We are using the Iguana compression already in Sneller Cloud for very fast and efficient log analysis. We are planning on releasing it as a standalone compression library for Golang in the near future.

Appendix A: Benchmarking

Two forms of benchmarking are relevant for comparative performance analysis. One is to rely on a standardized input, and currently, the Silesia corpus is the weapon of choice. The zstd and lz4 command line tools have a built-in option ‘-b’. Since Iguana still lacks a stand-alone compression utility, Phil Hofer created the compbench program to allow performance comparison. Using the tool is as simple as:

$ go install github.com/SnellerInc/compbench@latest
$ compbench

Note that currently, Iguana depends on the AVX-512 instruction set with the VBMI2 extension. In the absence thereof, a scalar, non-optimized reference implementation in Go is activated, and the results — while still correct — would be somewhat far from the depicted values in terms of performance. A variant not relying on the VBMI2 extension is now subject to code review, so running the decompressor on any AVX-512-capable machine will soon be possible, including Skylake-X. The early benchmarking figures are encouraging, suggesting that no less than 90% of the VBMI2 performance is to be recovered. However, we plan to stop there, as the AVX-512 support is required by the Sneller product anyway.
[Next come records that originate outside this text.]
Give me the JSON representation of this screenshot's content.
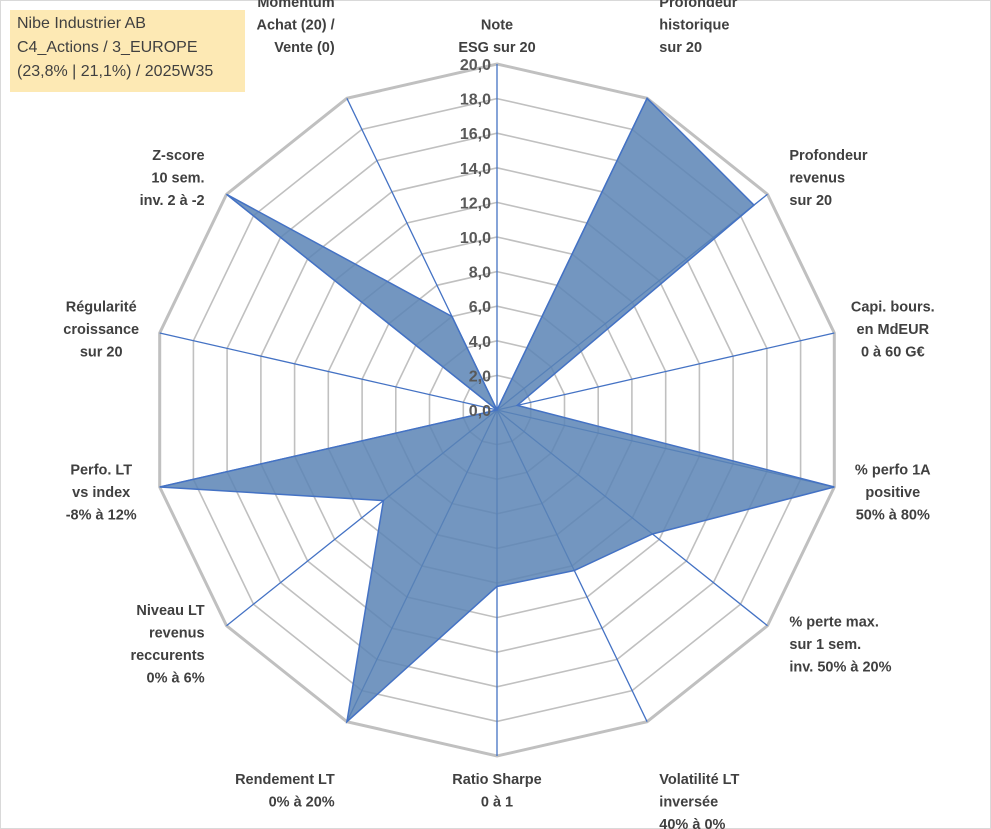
{
  "info_box": {
    "line1": "Nibe Industrier AB",
    "line2": "C4_Actions / 3_EUROPE",
    "line3": "(23,8% | 21,1%) / 2025W35"
  },
  "colors": {
    "fill": "#5b84b5",
    "axis": "#4472c4",
    "grid": "#c0c0c0",
    "label": "#404040",
    "info_bg": "#fde9b4"
  },
  "chart_data": {
    "type": "radar",
    "rmin": 0,
    "rmax": 20,
    "ticks": [
      "0,0",
      "2,0",
      "4,0",
      "6,0",
      "8,0",
      "10,0",
      "12,0",
      "14,0",
      "16,0",
      "18,0",
      "20,0"
    ],
    "axes": [
      [
        "Note",
        "ESG sur 20"
      ],
      [
        "Profondeur",
        "historique",
        "sur 20"
      ],
      [
        "Profondeur",
        "revenus",
        "sur 20"
      ],
      [
        "Capi. bours.",
        "en MdEUR",
        "0 à 60 G€"
      ],
      [
        "% perfo 1A",
        "positive",
        "50% à 80%"
      ],
      [
        "% perte max.",
        "sur 1 sem.",
        "inv. 50% à 20%"
      ],
      [
        "Volatilité LT",
        "inversée",
        "40% à 0%"
      ],
      [
        "Ratio Sharpe",
        "0 à 1"
      ],
      [
        "Rendement LT",
        "0% à 20%"
      ],
      [
        "Niveau LT",
        "revenus",
        "reccurents",
        "0% à 6%"
      ],
      [
        "Perfo. LT",
        "vs index",
        "-8% à 12%"
      ],
      [
        "Régularité",
        "croissance",
        "sur 20"
      ],
      [
        "Z-score",
        "10 sem.",
        "inv. 2 à -2"
      ],
      [
        "Momentum",
        "Achat (20) /",
        "Vente (0)"
      ]
    ],
    "series": [
      {
        "values": [
          0,
          20,
          19,
          1.2,
          20,
          11.5,
          10.3,
          10.2,
          20,
          8.4,
          20,
          0,
          20,
          6
        ]
      }
    ]
  }
}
While Iguana performs (surprisingly) well in the universal compression case, the other benchmarking form takes the ION context into account. Sneller can use both zstd and Iguana to compress the data sets, so a comparative benchmark is available in the zion directory: go test -bench . The zion data format usually gives Iguana roughly 50% higher decompression performance and compression ratio than in the Silesia case.